Definition
Classical criminology is the eighteenth-century intellectual project that treats crime as the product of free, calculating individuals and treats punishment as a public instrument whose job is to deter such calculations. It rejects appeals to divine vengeance, hereditary nobility, or judicial caprice and asks instead what penalties a rational society would design.
Its canonical statements are Cesare Beccaria's On Crimes and Punishments (1764) and Jeremy Bentham's writings on utilitarianism and the panopticon. Together they produced a programme: laws should be written, public, and clear; punishments should be proportionate, certain, and prompt; torture and arbitrary discretion should go; and the legitimate aim of punishment is to prevent future harm, not to settle a moral score.
Why it matters
How it works
Beccaria starts from a social-contract premise: individuals surrender a sliver of liberty to obtain collective security, and the state may punish only what the contract authorises. The severity of any penalty must be the minimum necessary to outweigh the expected gain from the offence, no more. Bentham generalises the move with the felicific calculus: each prospective wrongdoer weighs pleasure against pain, so the legislator's job is to engineer a schedule of penalties that tilts the balance the other way for the marginal case.

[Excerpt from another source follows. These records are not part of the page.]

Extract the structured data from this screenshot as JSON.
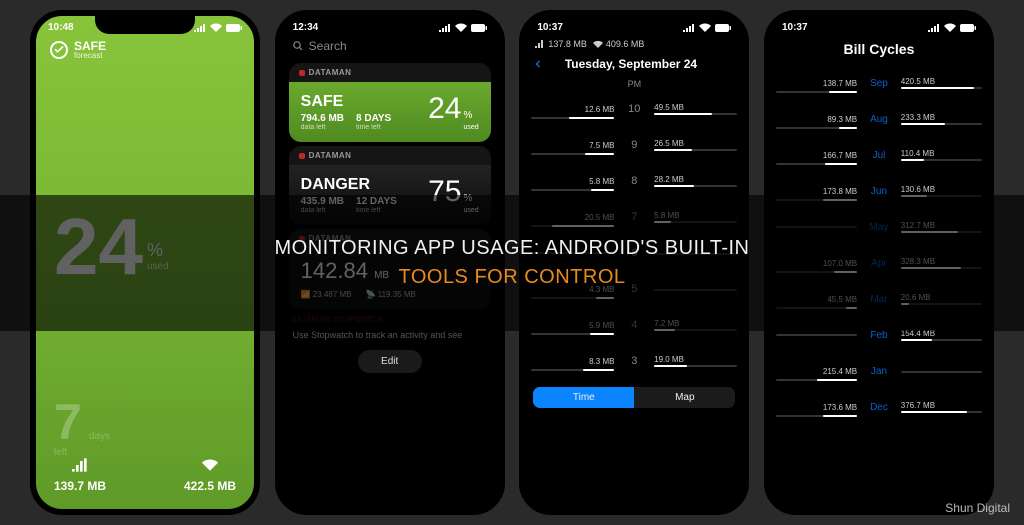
{
  "overlay": {
    "line1": "MONITORING APP USAGE: ANDROID'S BUILT-IN",
    "line2": "TOOLS FOR CONTROL"
  },
  "watermark": "Shun Digital",
  "p1": {
    "time": "10:48",
    "safe_label": "SAFE",
    "safe_sub": "forecast",
    "main_num": "24",
    "pct_sym": "%",
    "used_lbl": "used",
    "ghost_num": "7",
    "ghost_unit": "days",
    "ghost_lbl": "left",
    "cell_val": "139.7 MB",
    "wifi_val": "422.5 MB"
  },
  "p2": {
    "time": "12:34",
    "search_ph": "Search",
    "brand": "DATAMAN",
    "safe": {
      "title": "SAFE",
      "data": "794.6 MB",
      "data_l": "data left",
      "days": "8 DAYS",
      "days_l": "time left",
      "pct": "24",
      "pct_l": "used"
    },
    "danger": {
      "title": "DANGER",
      "data": "435.9 MB",
      "data_l": "data left",
      "days": "12 DAYS",
      "days_l": "time left",
      "pct": "75",
      "pct_l": "used"
    },
    "sum": {
      "val": "142.84",
      "unit": "MB",
      "cell": "23.487 MB",
      "wifi": "119.35 MB"
    },
    "hint_hdr": "DATAMAN STOPWATCH",
    "hint_txt": "Use Stopwatch to track an activity and see",
    "edit": "Edit"
  },
  "p3": {
    "time": "10:37",
    "cell": "137.8 MB",
    "wifi": "409.6 MB",
    "title": "Tuesday, September 24",
    "pm": "PM",
    "rows": [
      {
        "l": "12.6 MB",
        "lw": 55,
        "h": "10",
        "r": "49.5 MB",
        "rw": 70
      },
      {
        "l": "7.5 MB",
        "lw": 35,
        "h": "9",
        "r": "26.5 MB",
        "rw": 45
      },
      {
        "l": "5.8 MB",
        "lw": 28,
        "h": "8",
        "r": "28.2 MB",
        "rw": 48
      },
      {
        "l": "20.5 MB",
        "lw": 75,
        "h": "7",
        "r": "5.8 MB",
        "rw": 20
      },
      {
        "l": "",
        "lw": 0,
        "h": "6",
        "r": "",
        "rw": 0
      },
      {
        "l": "4.3 MB",
        "lw": 22,
        "h": "5",
        "r": "",
        "rw": 0
      },
      {
        "l": "5.9 MB",
        "lw": 30,
        "h": "4",
        "r": "7.2 MB",
        "rw": 25
      },
      {
        "l": "8.3 MB",
        "lw": 38,
        "h": "3",
        "r": "19.0 MB",
        "rw": 40
      }
    ],
    "seg_time": "Time",
    "seg_map": "Map"
  },
  "p4": {
    "time": "10:37",
    "title": "Bill Cycles",
    "rows": [
      {
        "l": "138.7 MB",
        "lw": 35,
        "m": "Sep",
        "r": "420.5 MB",
        "rw": 90
      },
      {
        "l": "89.3 MB",
        "lw": 22,
        "m": "Aug",
        "r": "233.3 MB",
        "rw": 55
      },
      {
        "l": "166.7 MB",
        "lw": 40,
        "m": "Jul",
        "r": "110.4 MB",
        "rw": 28
      },
      {
        "l": "173.8 MB",
        "lw": 42,
        "m": "Jun",
        "r": "130.6 MB",
        "rw": 32
      },
      {
        "l": "",
        "lw": 0,
        "m": "May",
        "r": "312.7 MB",
        "rw": 70
      },
      {
        "l": "107.0 MB",
        "lw": 28,
        "m": "Apr",
        "r": "328.3 MB",
        "rw": 74
      },
      {
        "l": "45.5 MB",
        "lw": 14,
        "m": "Mar",
        "r": "20.6 MB",
        "rw": 10
      },
      {
        "l": "",
        "lw": 0,
        "m": "Feb",
        "r": "154.4 MB",
        "rw": 38
      },
      {
        "l": "215.4 MB",
        "lw": 50,
        "m": "Jan",
        "r": "",
        "rw": 0
      },
      {
        "l": "173.6 MB",
        "lw": 42,
        "m": "Dec",
        "r": "376.7 MB",
        "rw": 82
      }
    ]
  }
}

In practice this delivers a recognisable modern courtroom: written charges, due process, sentences calibrated to offence rather than offender, and an emphasis on certainty over severity. The framework runs into trouble where rationality is weak — offenders shaped by poverty, addiction, intoxication, mental illness, or coercion — and where the political economy of punishment diverges from any abstract calculus. Those gaps are where positivist, sociological, and critical criminology subsequently move in.